Oisin McGann, November 2011
This was an article I wrote for the Irish Writer’s Union newsletter, based on a slightly longer post on my blog.
On the 10th of October, Phil Hogan, the Minister for the Environment, Community and Local Government, announced that the Library Council (An Chomhairle Leabharlanna) was being dissolved. Bad as this news was for the council, it was a far worse omen for the future of the nation’s libraries. Particularly given the burnt-earth policy that is causing libraries to close all over the UK. In my view, the dissolving of the Library Council suggested that Mr Hogan, and the other people responsible for this decision, may not fully comprehend the value of public libraries.
A public library is no mere lender of books, or even one that has expanded to music, films, games and other products. It is more than a drop-in centre for people looking for information on education and training, local services, or for free use of a computer. A library, for me, first and foremost, is one of the few branches of the public service that not only supports everyday life, but enriches it.

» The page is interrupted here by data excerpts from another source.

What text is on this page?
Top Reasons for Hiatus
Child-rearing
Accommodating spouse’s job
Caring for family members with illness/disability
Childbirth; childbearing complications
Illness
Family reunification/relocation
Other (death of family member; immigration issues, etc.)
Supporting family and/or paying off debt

One of the key ways it does this is in the way it offers a public space, where people can make contact – with the public service, with the state, and with each other. As shopping centres take over from town centres, as larger shops take over from local businesses and we build over the natural places people congregate, that public space is becoming all the more important.
Where else will you find a venue in the centre of a town, that is equally comfortable hosting a traditional music session, or events for Science Week? A place where parents can bring their toddlers on a Saturday morning; where teenagers can congregate round computer screens, safe, but unsupervised. Where a knitting group can meet every week over a cup of tea or coffee. It is a place to study for college, or plan a project, or start a business.
A library is a public space where things are allowed to happen, where new events and projects can be supported in a spontaneous, community-driven way that does not require pages of forms, or a grant application, or a business plan. It is a place where a community can develop, and engage with the wider world. Like many public servants, librarians are there to help, but their role allows them to be flexible in the ways they can help.
Libraries are one of the very few branches of the public service that inspire loyalty, and even love in the people that use them.
We live in a country where a sense of community is more vital than ever. We are governed by leaders focused on bleeding their citizens dry to reinvigorate zombie banks run by failed businessmen. There is so much emphasis on what we must have less of, but thinking small is no way to solve our problems.
If the government is serious about coming up with a ‘smart economy’ – if it wants to convince its citizens that its purpose is to do things for them, not to do things to them . . . then until it comes up with some wondrous institution that does more and does it better, it needs to leave our libraries alone.